On egress, the timestamp t3 is taken, and t3-t2 is added to the correctionField on the fly. Now the residence time is calculated and sent back to the client, which now uses the following formula

meanPathDelay = ((t4-t1) - pdelay_resp.correction)/2

Note that the full formula from above can still be used, as the unused values will be 0 (and there will be no follow-up).

1.5-step peer delay

This is a combination of two-step and one-step, and can be applied to both sync and peer delay1. The idea is that the protocol still behaves the same as two-step. I.e. it sends follow-up packets. The difference here is that the timestamp, e.g. t1, is just kept in the timestamping hardware and is not read out by the CPU. When the matching follow-up (requesting port ID and sequence ID matches) comes to the hardware the timestamp is filled in. When it goes on the wire it now looks like a normal two-step.
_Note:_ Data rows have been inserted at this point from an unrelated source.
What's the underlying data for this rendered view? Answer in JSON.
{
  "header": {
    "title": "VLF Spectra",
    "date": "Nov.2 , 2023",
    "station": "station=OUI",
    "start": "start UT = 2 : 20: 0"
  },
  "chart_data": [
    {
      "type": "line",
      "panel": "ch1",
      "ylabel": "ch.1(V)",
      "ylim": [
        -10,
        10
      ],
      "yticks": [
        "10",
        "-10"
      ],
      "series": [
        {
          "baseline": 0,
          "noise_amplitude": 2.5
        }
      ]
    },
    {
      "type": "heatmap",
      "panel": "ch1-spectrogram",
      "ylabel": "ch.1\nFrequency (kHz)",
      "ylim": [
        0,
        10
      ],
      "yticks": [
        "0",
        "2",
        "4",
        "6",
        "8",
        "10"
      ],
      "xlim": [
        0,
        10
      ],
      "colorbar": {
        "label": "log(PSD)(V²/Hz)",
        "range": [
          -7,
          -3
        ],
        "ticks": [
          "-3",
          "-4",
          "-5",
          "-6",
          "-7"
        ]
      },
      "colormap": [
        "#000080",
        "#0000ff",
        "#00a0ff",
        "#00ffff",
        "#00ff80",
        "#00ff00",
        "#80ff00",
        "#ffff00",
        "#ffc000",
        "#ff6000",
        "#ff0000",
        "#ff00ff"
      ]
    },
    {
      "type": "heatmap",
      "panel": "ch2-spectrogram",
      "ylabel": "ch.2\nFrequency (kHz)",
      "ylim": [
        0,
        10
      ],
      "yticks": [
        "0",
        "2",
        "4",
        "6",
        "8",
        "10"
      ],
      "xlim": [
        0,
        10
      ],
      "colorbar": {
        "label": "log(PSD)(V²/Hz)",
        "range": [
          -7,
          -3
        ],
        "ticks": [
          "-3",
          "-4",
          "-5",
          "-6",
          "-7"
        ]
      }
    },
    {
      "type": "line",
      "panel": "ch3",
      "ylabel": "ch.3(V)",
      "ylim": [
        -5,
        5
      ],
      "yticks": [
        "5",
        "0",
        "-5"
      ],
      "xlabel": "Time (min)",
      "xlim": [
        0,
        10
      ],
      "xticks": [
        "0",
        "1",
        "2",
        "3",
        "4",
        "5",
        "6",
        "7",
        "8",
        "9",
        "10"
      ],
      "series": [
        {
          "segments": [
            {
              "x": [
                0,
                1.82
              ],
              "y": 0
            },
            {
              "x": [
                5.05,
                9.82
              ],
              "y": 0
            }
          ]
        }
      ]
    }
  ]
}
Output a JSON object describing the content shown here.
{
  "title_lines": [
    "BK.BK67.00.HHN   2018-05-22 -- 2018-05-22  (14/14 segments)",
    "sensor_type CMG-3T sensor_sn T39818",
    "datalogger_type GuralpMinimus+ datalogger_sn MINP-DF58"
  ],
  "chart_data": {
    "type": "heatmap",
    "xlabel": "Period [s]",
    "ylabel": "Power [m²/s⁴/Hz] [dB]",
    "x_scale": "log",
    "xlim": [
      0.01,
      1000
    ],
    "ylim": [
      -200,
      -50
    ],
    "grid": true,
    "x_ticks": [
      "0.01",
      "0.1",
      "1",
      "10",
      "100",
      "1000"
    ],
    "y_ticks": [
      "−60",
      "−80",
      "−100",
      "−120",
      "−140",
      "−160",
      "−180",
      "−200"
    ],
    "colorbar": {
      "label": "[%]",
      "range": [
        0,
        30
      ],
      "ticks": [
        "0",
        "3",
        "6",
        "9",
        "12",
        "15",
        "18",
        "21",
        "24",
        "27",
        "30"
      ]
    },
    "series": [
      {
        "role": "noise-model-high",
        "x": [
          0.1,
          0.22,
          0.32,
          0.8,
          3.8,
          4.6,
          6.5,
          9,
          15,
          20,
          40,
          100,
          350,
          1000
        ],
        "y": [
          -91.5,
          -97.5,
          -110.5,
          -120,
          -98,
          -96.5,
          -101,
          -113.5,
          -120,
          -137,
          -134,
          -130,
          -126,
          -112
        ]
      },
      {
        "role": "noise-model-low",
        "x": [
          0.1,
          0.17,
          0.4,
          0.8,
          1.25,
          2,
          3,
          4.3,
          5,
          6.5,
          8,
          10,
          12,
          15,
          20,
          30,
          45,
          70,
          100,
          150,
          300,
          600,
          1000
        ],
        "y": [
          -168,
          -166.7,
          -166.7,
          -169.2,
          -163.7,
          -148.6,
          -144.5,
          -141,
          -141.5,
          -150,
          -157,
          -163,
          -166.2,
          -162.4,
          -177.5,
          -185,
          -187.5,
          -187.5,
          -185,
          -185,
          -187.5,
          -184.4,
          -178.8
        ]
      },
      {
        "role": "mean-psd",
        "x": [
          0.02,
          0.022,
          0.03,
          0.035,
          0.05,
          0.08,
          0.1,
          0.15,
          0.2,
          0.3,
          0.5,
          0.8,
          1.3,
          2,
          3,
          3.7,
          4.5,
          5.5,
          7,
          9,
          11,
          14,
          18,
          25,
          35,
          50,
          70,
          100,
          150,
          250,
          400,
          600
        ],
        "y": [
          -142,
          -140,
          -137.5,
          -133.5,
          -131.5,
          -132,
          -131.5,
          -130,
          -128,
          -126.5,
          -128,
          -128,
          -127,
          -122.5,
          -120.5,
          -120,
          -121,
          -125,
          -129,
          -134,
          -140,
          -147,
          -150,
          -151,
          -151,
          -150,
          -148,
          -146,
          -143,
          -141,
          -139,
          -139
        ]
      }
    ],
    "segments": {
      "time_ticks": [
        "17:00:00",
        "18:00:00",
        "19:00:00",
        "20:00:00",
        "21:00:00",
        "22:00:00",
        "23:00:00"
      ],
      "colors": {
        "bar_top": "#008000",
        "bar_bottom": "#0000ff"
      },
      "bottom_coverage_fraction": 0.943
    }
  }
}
The benefit of this is because one-step adds latency to the transmission as it has to stop, take the timestamp just before transmitting, and then modify the packet. At speeds of 10Gbit and higher it starts affecting the transmission speed. The follow-up doesn’t have to be modified exactly at transmission time, it can be prepared ahead of time so it doesn’t affect the latency. By eliminating the readout it minimizes the overhead of sending packets. Meaning the follow-up packet can be sent immediately after the initial sync/pdelay_resp.

1.5-step is not formulated in any standard because it does not affect the perception. From a protocol point-of-view it is still two-step.